Research and Studies
What Went Wrong
It has now been nearly six months since the June administration of the Regents Physics exam in New York State. Statewide, the failing rate rose from 11% to 33%. In spite of a flood of cries from nearly all schools in the field, Commissioner Richard Mills and his staff have steadfastly maintained that the exam was a good one and that the scoring process was scientifically confirmed.
--What really happened in schools throughout the state?
Response to Schools and the Media
In the June 21 edition of the same paper, SED spokesperson Tom Dunn said, "We're looking at the examination very carefully….We're checking everything again. The main priority…was to make sure the test is fair to the students taking it."
Dr. Gary DeBolt, Assistant Superintendent of the Fairport Schools, has spent numerous hours and days in communication with SED on this issue. In an e-mail from SED representative Anne Schiano on June 21, she stated, "Jerry (DeMauro, psychometrician from SED) has been reviewing the exam with staff for the past few days. So far, it appears the exam is solid. The teachers I have spoken with are not taking issue with the exam nor are they expressing concern with any particular items." Yet, there were numerous complaints about the exam structure and content (i.e. compounded questions and removal of choice) this year.

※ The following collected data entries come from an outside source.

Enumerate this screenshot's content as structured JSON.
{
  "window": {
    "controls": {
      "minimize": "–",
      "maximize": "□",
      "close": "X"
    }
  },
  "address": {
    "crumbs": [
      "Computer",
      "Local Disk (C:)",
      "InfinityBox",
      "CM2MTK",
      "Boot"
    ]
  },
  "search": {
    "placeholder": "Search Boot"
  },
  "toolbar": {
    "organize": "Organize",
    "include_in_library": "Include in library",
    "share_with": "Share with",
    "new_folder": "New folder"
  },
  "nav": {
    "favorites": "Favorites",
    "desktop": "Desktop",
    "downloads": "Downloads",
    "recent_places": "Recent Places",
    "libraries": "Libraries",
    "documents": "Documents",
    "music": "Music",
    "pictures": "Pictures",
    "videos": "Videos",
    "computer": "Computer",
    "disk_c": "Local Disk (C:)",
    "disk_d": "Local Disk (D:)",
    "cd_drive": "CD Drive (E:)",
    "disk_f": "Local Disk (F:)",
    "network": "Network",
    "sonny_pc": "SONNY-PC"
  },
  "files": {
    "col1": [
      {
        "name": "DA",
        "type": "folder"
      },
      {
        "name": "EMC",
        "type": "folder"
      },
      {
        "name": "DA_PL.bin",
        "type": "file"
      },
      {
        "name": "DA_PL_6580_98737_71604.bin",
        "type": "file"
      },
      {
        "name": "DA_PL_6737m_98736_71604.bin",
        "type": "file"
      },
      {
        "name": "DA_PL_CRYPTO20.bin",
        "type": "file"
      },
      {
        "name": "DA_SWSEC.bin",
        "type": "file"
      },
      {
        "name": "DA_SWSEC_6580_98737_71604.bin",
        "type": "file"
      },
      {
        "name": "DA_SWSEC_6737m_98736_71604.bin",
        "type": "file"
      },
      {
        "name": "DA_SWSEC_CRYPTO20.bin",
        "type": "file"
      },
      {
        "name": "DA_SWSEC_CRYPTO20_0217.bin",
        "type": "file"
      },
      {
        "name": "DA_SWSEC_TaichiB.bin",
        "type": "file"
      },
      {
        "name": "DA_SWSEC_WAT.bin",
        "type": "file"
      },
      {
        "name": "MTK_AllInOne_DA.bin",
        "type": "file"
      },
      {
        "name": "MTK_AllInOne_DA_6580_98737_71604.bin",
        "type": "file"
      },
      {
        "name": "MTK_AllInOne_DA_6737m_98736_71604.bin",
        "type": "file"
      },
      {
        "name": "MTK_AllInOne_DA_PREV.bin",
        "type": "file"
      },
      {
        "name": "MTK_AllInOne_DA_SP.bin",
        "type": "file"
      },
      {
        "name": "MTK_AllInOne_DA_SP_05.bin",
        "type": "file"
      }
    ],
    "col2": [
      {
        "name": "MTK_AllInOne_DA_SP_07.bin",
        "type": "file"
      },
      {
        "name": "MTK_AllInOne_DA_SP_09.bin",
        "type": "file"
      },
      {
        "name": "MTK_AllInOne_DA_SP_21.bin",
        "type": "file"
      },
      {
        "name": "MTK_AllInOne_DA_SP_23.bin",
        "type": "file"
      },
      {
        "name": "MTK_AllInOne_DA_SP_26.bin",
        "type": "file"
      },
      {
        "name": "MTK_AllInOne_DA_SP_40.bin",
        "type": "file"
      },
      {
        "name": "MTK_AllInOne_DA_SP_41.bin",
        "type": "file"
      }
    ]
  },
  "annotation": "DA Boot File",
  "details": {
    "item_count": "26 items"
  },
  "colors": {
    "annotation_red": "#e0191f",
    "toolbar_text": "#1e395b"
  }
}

By June 26, it was apparent that the heat on this issue was not going to abate. In a story in the Syracuse Post Standard, SED spokesperson Dunn said, "The state has heard complaints from many districts about the Physics exam and it is awaiting scores from all districts to see if it was a statewide phenomenon." This statement offered the first ray of hope that the Commissioner and SED would actually recognize a statewide problem. Dunn continued by posing two possibilities, "Either the scoring of the test was too hard or classroom teachers have not done enough to teach the material covered by the state's standards." Data have shown that the scoring was too difficult-Physics had a much higher cut score than any other Regents exam (students needed 68% to achieve a passing grade of 65% vs. 39% to pass Living Environment). Further, it is highly unlikely that the entire teaching core failed to properly teach Physics this year. A third scenario, which Dunn did not mention, is the explanation proffered by SED in defense of the scoring process.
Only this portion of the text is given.